SIE mich allerdings nicht (mehr). Sagt SIE zumindest. Oder die Dämonen sagen es. Ich weiß es nicht. Ich schaue mir das besagte Video jetzt noch einmal an und es löst die gleiche heftige Reaktion bei mir aus. Ich sehe gerade, heute ist Tag des Kusses. Ich hätte SIE heute so gern geküsst, als ich noch die Möglichkeit dazu hatte. Vielleicht wäre einiges dann anders gelaufen. Stattdessen sitze ich hier und weiß nicht mehr, wo oben und und unten ist. Und was jetzt passieren kann / sollte / muss.

P.S. Ich heule wirklich nicht so oft, wie es der Blog hier vielleicht vermuten lässt. Aber gerade geht es mir nicht gut. Und es geht auch nicht anders.
6.7.15 22:02


16

Eigentlich dachte ich lange Zeit, dass ich diesen Blog nie wieder füttern würde, denn auch wenn er wunderbare Momente dieser Beziehung dokumentiert, so ist er doch geprägt von den dunklen Momenten. Und die waren weg. Zusammen mit ihren Dämonen haben sich diese dunklen, bedrohlichen Episoden verzogen. Für immer dachte ich, aber es waren respektable 16 Wochen.

Ein langer, aber eben auch endlicher Zeitraum. Es war toll, SIE so aufblühen zu sehen. Pur und wunderschön.

Aber nun sitze ich hier, musste schon etwas überlegen, wie das Passwort noch mal war. Denn die Dämonen sind zurück. Nach 16 Wochen, dafür heute den dritten Tag am Stück. Ich kann nicht mit ihr reden, also lese ich in ihrem Blog, der mir etwas von ihrer Seele zur Verfügung stellt (zum Glück hat Seele kein Verfallsdatum, denn die meisten Beiträge sind mehrere Jahre alt).

Und da lese ich etwas, von dem SIE mir schon mal erzählt hat. SIE hatte es in ihrer Vergangenheit schon mal über einen längeren Zeitraum mit ihren Dämonen aufgenommen. Und der Beitrag, den ich da finde lässt mich erschaudern. Dort schreibt SIE nämlich, dass sie gerade 16 Wochen geschafft hat. Und dass sie sich nicht sicher ist, ob sie sich wieder mit ihren Dämonen einlassen will. Die Geschichte (von der ich einen Teil mitgemacht habe) hat bewiesen, dass SIE dafür entschieden hat, sich wieder mit ihren dämonischen Peinigern abzugeben.

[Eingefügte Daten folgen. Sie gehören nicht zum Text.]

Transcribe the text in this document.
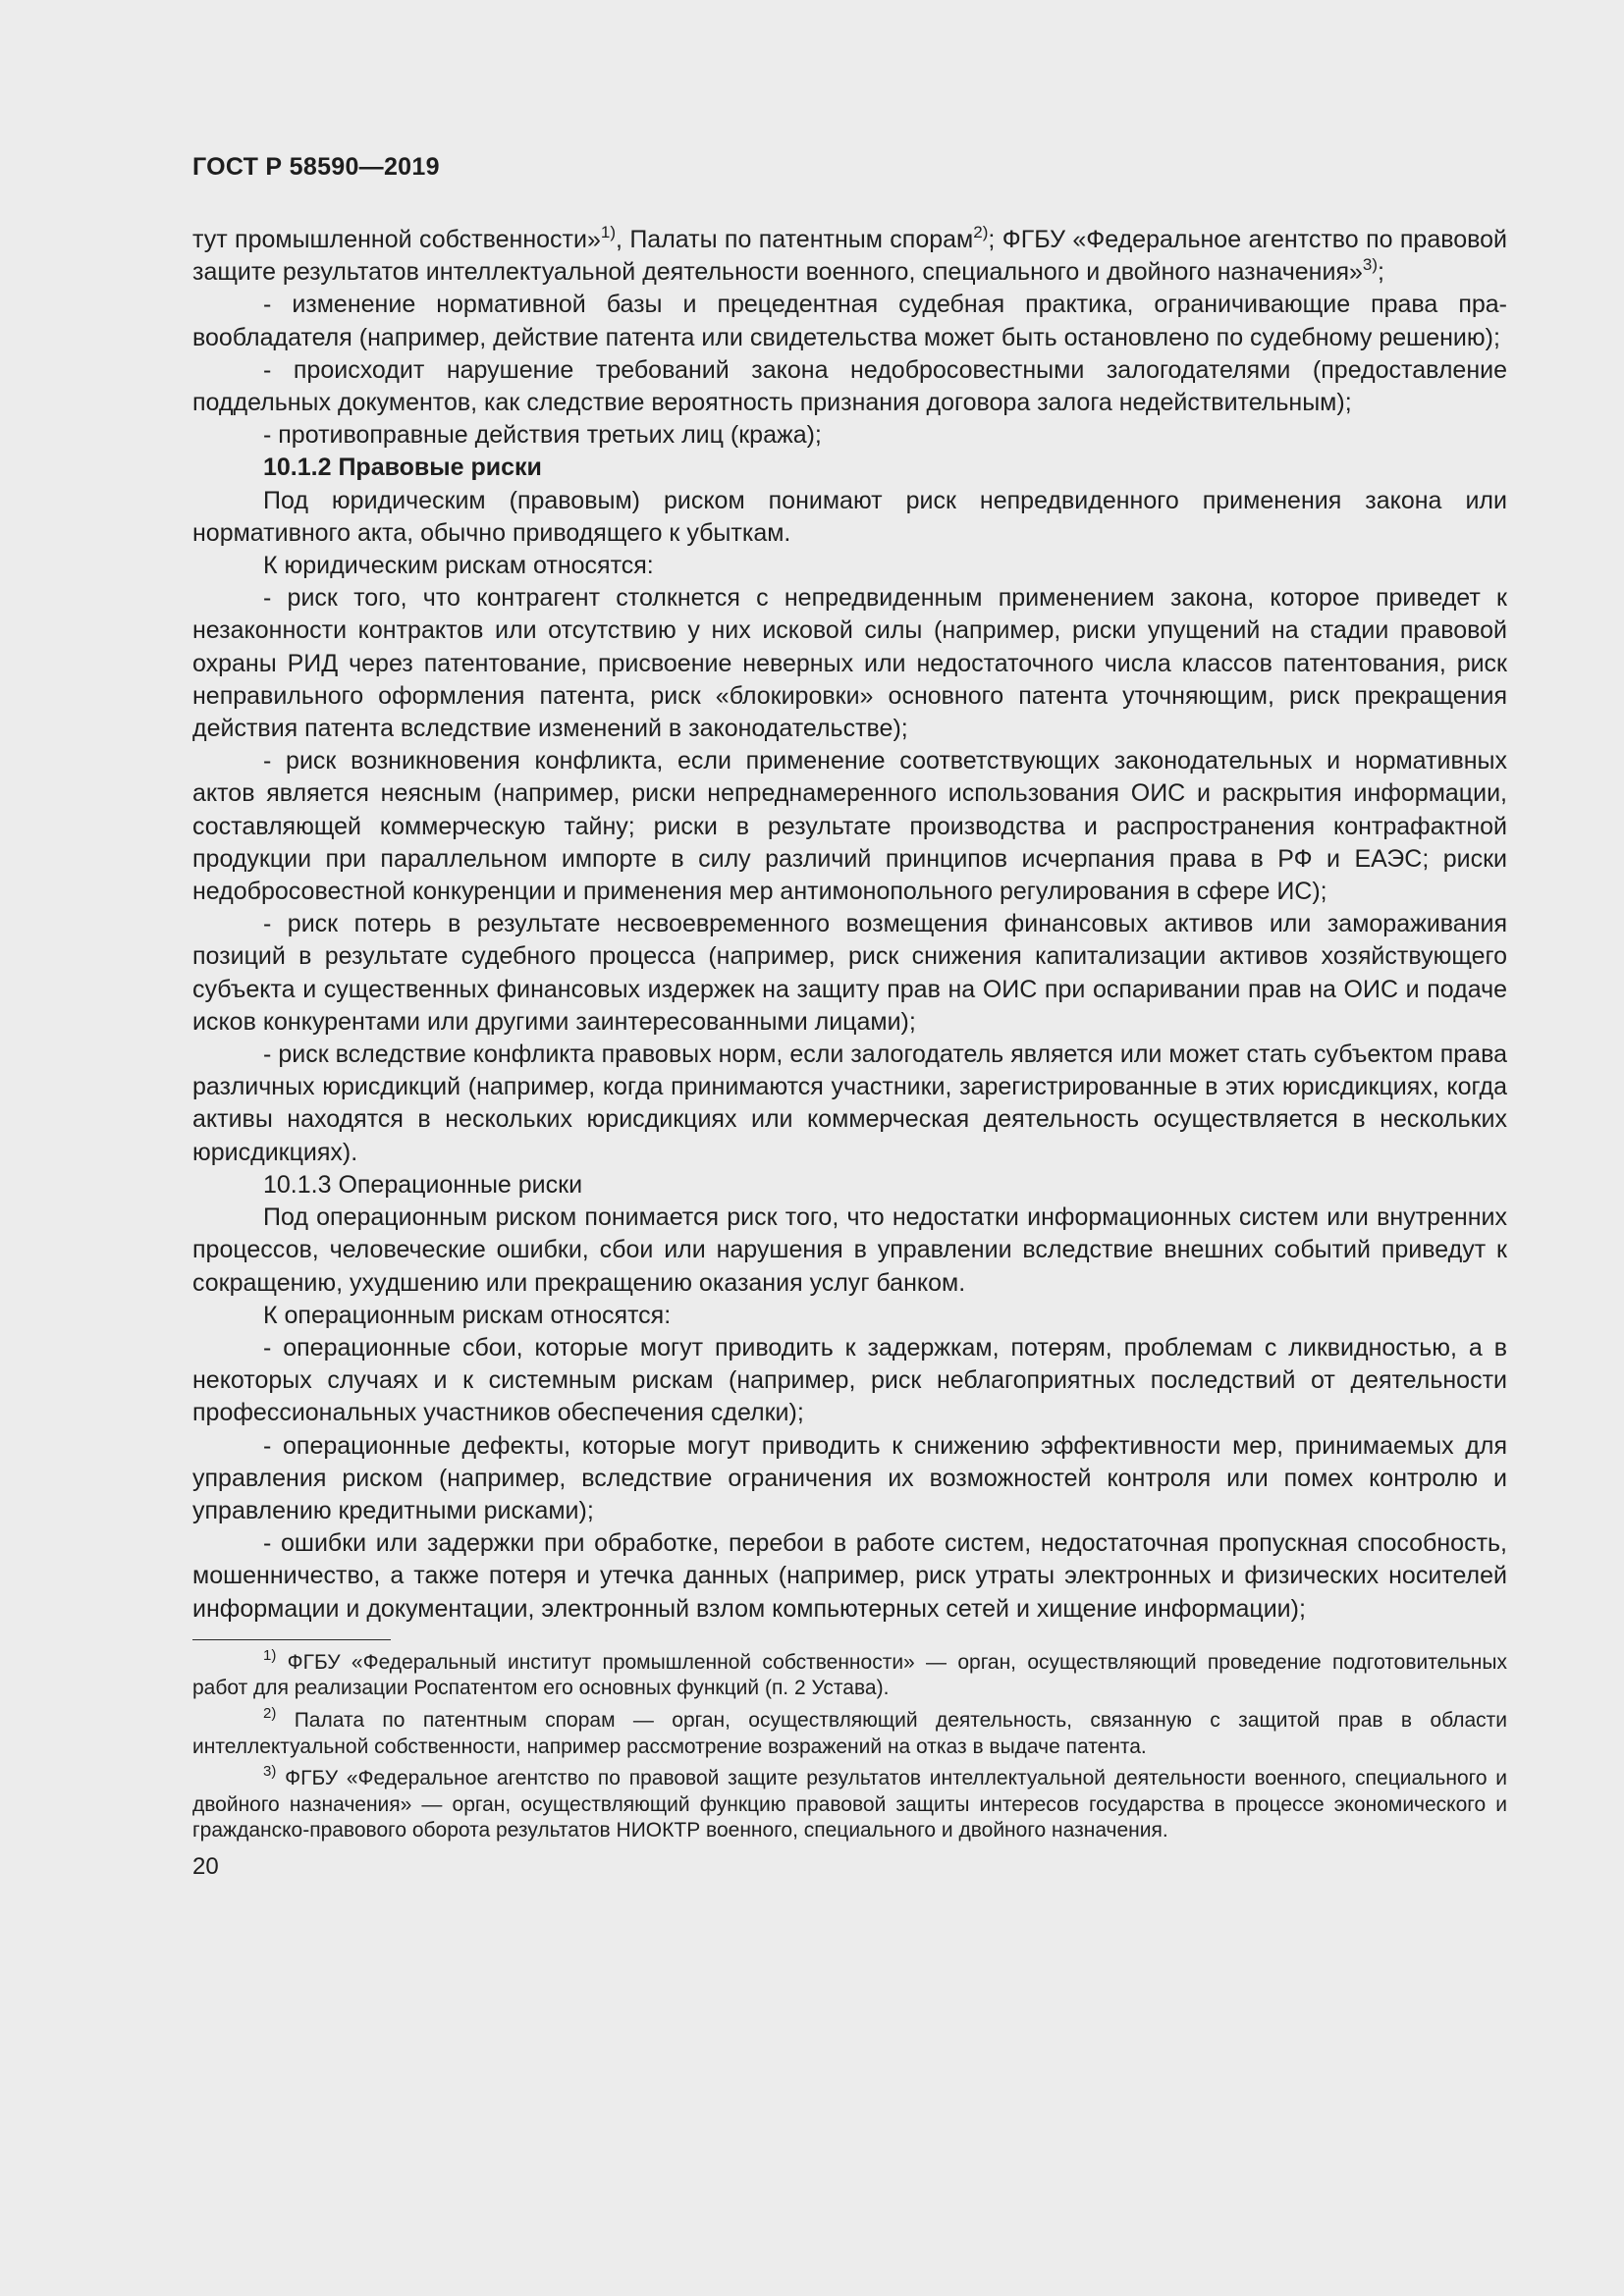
ГОСТ Р 58590—2019

тут промышленной собственности»$^{1)}$, Палаты по патентным спорам$^{2)}$; ФГБУ «Федеральное агентство по правовой защите результатов интеллектуальной деятельности военного, специального и двойного назначения»$^{3)}$;

- изменение нормативной базы и прецедентная судебная практика, ограничивающие права правообладателя (например, действие патента или свидетельства может быть остановлено по судебному решению);

- происходит нарушение требований закона недобросовестными залогодателями (предоставление поддельных документов, как следствие вероятность признания договора залога недействительным);

- противоправные действия третьих лиц (кража);

10.1.2 Правовые риски

Под юридическим (правовым) риском понимают риск непредвиденного применения закона или нормативного акта, обычно приводящего к убыткам.

К юридическим рискам относятся:

- риск того, что контрагент столкнется с непредвиденным применением закона, которое приведет к незаконности контрактов или отсутствию у них исковой силы (например, риски упущений на стадии правовой охраны РИД через патентование, присвоение неверных или недостаточного числа классов патентования, риск неправильного оформления патента, риск «блокировки» основного патента уточняющим, риск прекращения действия патента вследствие изменений в законодательстве);

- риск возникновения конфликта, если применение соответствующих законодательных и нормативных актов является неясным (например, риски непреднамеренного использования ОИС и раскрытия информации, составляющей коммерческую тайну; риски в результате производства и распространения контрафактной продукции при параллельном импорте в силу различий принципов исчерпания права в РФ и ЕАЭС; риски недобросовестной конкуренции и применения мер антимонопольного регулирования в сфере ИС);

- риск потерь в результате несвоевременного возмещения финансовых активов или замораживания позиций в результате судебного процесса (например, риск снижения капитализации активов хозяйствующего субъекта и существенных финансовых издержек на защиту прав на ОИС при оспаривании прав на ОИС и подаче исков конкурентами или другими заинтересованными лицами);

- риск вследствие конфликта правовых норм, если залогодатель является или может стать субъектом права различных юрисдикций (например, когда принимаются участники, зарегистрированные в этих юрисдикциях, когда активы находятся в нескольких юрисдикциях или коммерческая деятельность осуществляется в нескольких юрисдикциях).

10.1.3 Операционные риски

Под операционным риском понимается риск того, что недостатки информационных систем или внутренних процессов, человеческие ошибки, сбои или нарушения в управлении вследствие внешних событий приведут к сокращению, ухудшению или прекращению оказания услуг банком.

К операционным рискам относятся:

- операционные сбои, которые могут приводить к задержкам, потерям, проблемам с ликвидностью, а в некоторых случаях и к системным рискам (например, риск неблагоприятных последствий от деятельности профессиональных участников обеспечения сделки);

- операционные дефекты, которые могут приводить к снижению эффективности мер, принимаемых для управления риском (например, вследствие ограничения их возможностей контроля или помех контролю и управлению кредитными рисками);

- ошибки или задержки при обработке, перебои в работе систем, недостаточная пропускная способность, мошенничество, а также потеря и утечка данных (например, риск утраты электронных и физических носителей информации и документации, электронный взлом компьютерных сетей и хищение информации);

$^{1)}$ ФГБУ «Федеральный институт промышленной собственности» — орган, осуществляющий проведение подготовительных работ для реализации Роспатентом его основных функций (п. 2 Устава).

$^{2)}$ Палата по патентным спорам — орган, осуществляющий деятельность, связанную с защитой прав в области интеллектуальной собственности, например рассмотрение возражений на отказ в выдаче патента.

$^{3)}$ ФГБУ «Федеральное агентство по правовой защите результатов интеллектуальной деятельности военного, специального и двойного назначения» — орган, осуществляющий функцию правовой защиты интересов государства в процессе экономического и гражданско-правового оборота результатов НИОКТР военного, специального и двойного назначения.

20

16 Wochen. Was ist dran an dieser Marke? Ich weiß, wie viel Kraft und Willen SIE benötigt hat, so lang durchzuhalten. Und SIE hat dies schon einmal geschafft. Mir schießen gerade Tränen in die Augen, ich muß abbrechen, denn mein Büronachbar muss das alles nicht mitbekommen.

Ihr damaliger Partner konnte ihr nicht helfen, aus der 16 eine 17, 18, 35,… zu machen und ich konnte es auch nicht. Ich schäme mich für meine Tränen und dass ich geglaubt habe, dass es "einfach" immer so weitergehen würde. Denn "einfach" waren diese 16 Wochen sicher nicht.